Ancora oggi la stato turco perpetra un genocidio politico, economico e
culturale nei confronti dei kurdi. Al quale il popolo kurdo oppone una
resistenza dura ed organizzata. Contro il nazionalismo sciovinista e
fascistoide che nel frattempo porta avanti una cultura del linciaggio
ovunque vivano i kurdi, continuo la mia ricerca di una soluzione
pacifica e democratica. A partire dal 1993 ad oggi ho fatto numerose
proposte e passi concreti. Il cessate il fuoco unilaterale del 1999,
l'anno della crisi, mantenuto nonostante i vari attacchi, il ritiro
della guerriglia dal territorio della Turchia e le delegazioni di pace
simboliche dall'Europa e dai monti Kandil, sono solo una piccola parte
dei tentativi di pace. Il fatto che anche nel 2009 le armi abbiano
taciuto unilateralmente ed una delegazione di guerriglieri sia giunta
in Turchia dai monti Kandil, deve servire come prova della continuità e
della perseveranza dei miei tentativi di pace.
Nonostante tutto l'atteggiamento dello stato turco non è cambiato. I
nostri sforzi in direzione della pace continuano ad essere
sottovalutati e vegono indicati come segno di debolezza. Continuano le
operazioni militari e gli attacchi contro la popolazione. Tutte le
istituzioni statali continuano a gridare ad una sola voce:
«Liquidateli!». La manovra diversiva più subdola la sta facendo
l'attuale governo dell' AKP, che vuole far credere agli stati europei
di operare per la democratizzazione e la soluzione della questione
kurda.
E' lo stesso governo che ha fatto leggi grazie alle quali le prigioni
turche sono piene di bambini kurdi, e grazie alle quali recentemente a
Sirnak cinque bambini sono stati condannati a 305 anni di prigione.

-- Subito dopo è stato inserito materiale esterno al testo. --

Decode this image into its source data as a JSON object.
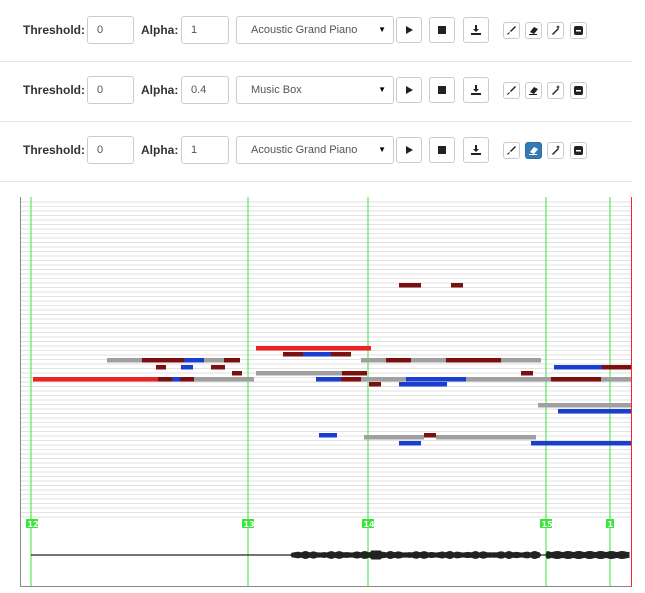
{
  "tracks": [
    {
      "threshold_label": "Threshold:",
      "threshold_value": "0",
      "alpha_label": "Alpha:",
      "alpha_value": "1",
      "instrument": "Acoustic Grand Piano",
      "active_tool": ""
    },
    {
      "threshold_label": "Threshold:",
      "threshold_value": "0",
      "alpha_label": "Alpha:",
      "alpha_value": "0.4",
      "instrument": "Music Box",
      "active_tool": ""
    },
    {
      "threshold_label": "Threshold:",
      "threshold_value": "0",
      "alpha_label": "Alpha:",
      "alpha_value": "1",
      "instrument": "Acoustic Grand Piano",
      "active_tool": "eraser"
    }
  ],
  "icons": {
    "play": "play-icon",
    "stop": "stop-icon",
    "download": "download-icon",
    "brush": "brush-icon",
    "eraser": "eraser-icon",
    "wand": "magic-wand-icon",
    "minus": "minus-icon"
  },
  "timeline": {
    "measure_markers": [
      "12",
      "13",
      "14",
      "15",
      "1"
    ]
  },
  "colors": {
    "beat_line": "#39e639",
    "playhead": "#ff2222",
    "note_red": "#ee2222",
    "note_gray": "#a0a0a0",
    "note_dark": "#7a1010",
    "note_blue": "#1a3fd0"
  }
}
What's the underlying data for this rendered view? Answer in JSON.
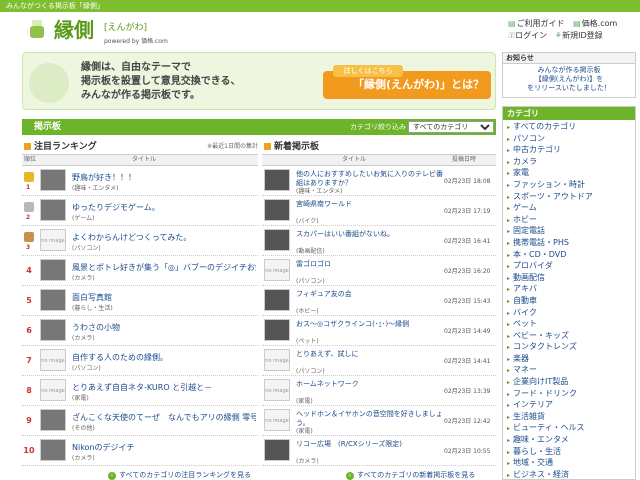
{
  "topbar": {
    "text": "みんながつくる掲示板「縁側」"
  },
  "logo": {
    "title": "縁側",
    "reading": "[えんがわ]",
    "powered": "powered by 価格.com"
  },
  "header_links": {
    "guide": "ご利用ガイド",
    "kakaku": "価格.com",
    "login": "ログイン",
    "register": "新規ID登録"
  },
  "banner": {
    "text_line1": "縁側は、自由なテーマで",
    "text_line2": "掲示板を設置して意見交換できる、",
    "text_line3": "みんなが作る掲示板です。",
    "button_tab": "詳しくはこちら",
    "button_label": "「縁側(えんがわ)」とは？"
  },
  "bbs_section": {
    "title": "掲示板",
    "filter_label": "カテゴリ絞り込み",
    "filter_value": "すべてのカテゴリ"
  },
  "ranking": {
    "title": "注目ランキング",
    "note": "※最近1日間の集計",
    "col_rank": "順位",
    "col_title": "タイトル",
    "rows": [
      {
        "rank": "1",
        "title": "野鳥が好き！！！",
        "cat": "(趣味・エンタメ)",
        "noimg": false
      },
      {
        "rank": "2",
        "title": "ゆったりデジモゲーム。",
        "cat": "(ゲーム)",
        "noimg": false
      },
      {
        "rank": "3",
        "title": "よくわからんけどつくってみた。",
        "cat": "(パソコン)",
        "noimg": true
      },
      {
        "rank": "4",
        "title": "風景とポトレ好きが集う「◎」バブーのデジイチお勉強スレ♪",
        "cat": "(カメラ)",
        "noimg": false
      },
      {
        "rank": "5",
        "title": "面白写真館",
        "cat": "(暮らし・生活)",
        "noimg": false
      },
      {
        "rank": "6",
        "title": "うわさの小物",
        "cat": "(カメラ)",
        "noimg": false
      },
      {
        "rank": "7",
        "title": "自作する人のための縁側。",
        "cat": "(パソコン)",
        "noimg": true
      },
      {
        "rank": "8",
        "title": "とりあえず自自ネタ-KURO と引越と－",
        "cat": "(家電)",
        "noimg": true
      },
      {
        "rank": "9",
        "title": "ざんこくな天使のてーぜ　なんでもアリの縁側 零号棟",
        "cat": "(その他)",
        "noimg": false
      },
      {
        "rank": "10",
        "title": "Nikonのデジイチ",
        "cat": "(カメラ)",
        "noimg": false
      }
    ],
    "more": "すべてのカテゴリの注目ランキングを見る"
  },
  "newest": {
    "title": "新着掲示板",
    "col_title": "タイトル",
    "col_date": "投稿日時",
    "rows": [
      {
        "title": "他の人におすすめしたいお気に入りのテレビ番組はありますか？",
        "cat": "(趣味・エンタメ)",
        "date": "02月23日 18:08",
        "noimg": false
      },
      {
        "title": "宮崎県南ワールド",
        "cat": "(バイク)",
        "date": "02月23日 17:19",
        "noimg": false
      },
      {
        "title": "スカパーはいい番組がないね。",
        "cat": "(動画配信)",
        "date": "02月23日 16:41",
        "noimg": false
      },
      {
        "title": "雷ゴロゴロ",
        "cat": "(パソコン)",
        "date": "02月23日 16:20",
        "noimg": true
      },
      {
        "title": "フィギュア友の会",
        "cat": "(ホビー)",
        "date": "02月23日 15:43",
        "noimg": false
      },
      {
        "title": "おス～◎コザクラインコ(･ｪ･)～縁側",
        "cat": "(ペット)",
        "date": "02月23日 14:49",
        "noimg": false
      },
      {
        "title": "とりあえず、試しに",
        "cat": "(パソコン)",
        "date": "02月23日 14:41",
        "noimg": true
      },
      {
        "title": "ホームネットワーク",
        "cat": "(家電)",
        "date": "02月23日 13:39",
        "noimg": true
      },
      {
        "title": "ヘッドホン＆イヤホンの音空間を好きしましょう。",
        "cat": "(家電)",
        "date": "02月23日 12:42",
        "noimg": true
      },
      {
        "title": "リコー広場　(R/CXシリーズ限定)",
        "cat": "(カメラ)",
        "date": "02月23日 10:55",
        "noimg": false
      }
    ],
    "more": "すべてのカテゴリの新着掲示板を見る"
  },
  "notice": {
    "title": "お知らせ",
    "line1": "みんなが作る掲示板",
    "line2": "【縁側(えんがわ)】を",
    "line3": "をリリースいたしました！"
  },
  "categories": {
    "title": "カテゴリ",
    "items": [
      "すべてのカテゴリ",
      "パソコン",
      "中古カテゴリ",
      "カメラ",
      "家電",
      "ファッション・時計",
      "スポーツ・アウトドア",
      "ゲーム",
      "ホビー",
      "固定電話",
      "携帯電話・PHS",
      "本・CD・DVD",
      "プロバイダ",
      "動画配信",
      "アキバ",
      "自動車",
      "バイク",
      "ペット",
      "ベビー・キッズ",
      "コンタクトレンズ",
      "楽器",
      "マネー",
      "企業向けIT製品",
      "フード・ドリンク",
      "インテリア",
      "生活雑貨",
      "ビューティ・ヘルス",
      "趣味・エンタメ",
      "暮らし・生活",
      "地域・交通",
      "ビジネス・経済"
    ]
  },
  "colors": {
    "accent": "#6eb42a",
    "orange": "#f29a1d",
    "link": "#1a4a8a",
    "rank": "#c33333"
  }
}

Grazie a questo governo è stato possibile vietare il Partito per una
Società Democratica (DTP). Ed è sempre questo governo che umilia i
kurdi, portando via in manette i sindaci kurdi da loro eletti,
rievocando immagini di deportazioni in campi di concentramento.
Il popolo kurdo non smetterà mai di lottare per i propri diritti
fondamentali. Continuerà ad organizzarsi per il raggiungimento della
dignità e di una vita libera. Otterrà la libertà lottando con mezzi
democratici, ma anche rivendicando il diritto all'autodifesa. Non ho il
minimo dubbio.
A conclusione di quest'articolo scritto all'inizio di un nuovo anno, auguro al popolo italiano un felice 2010. Possa quest'anno portare alla liberazione dei popoli, delle classi e dei generi oppressi.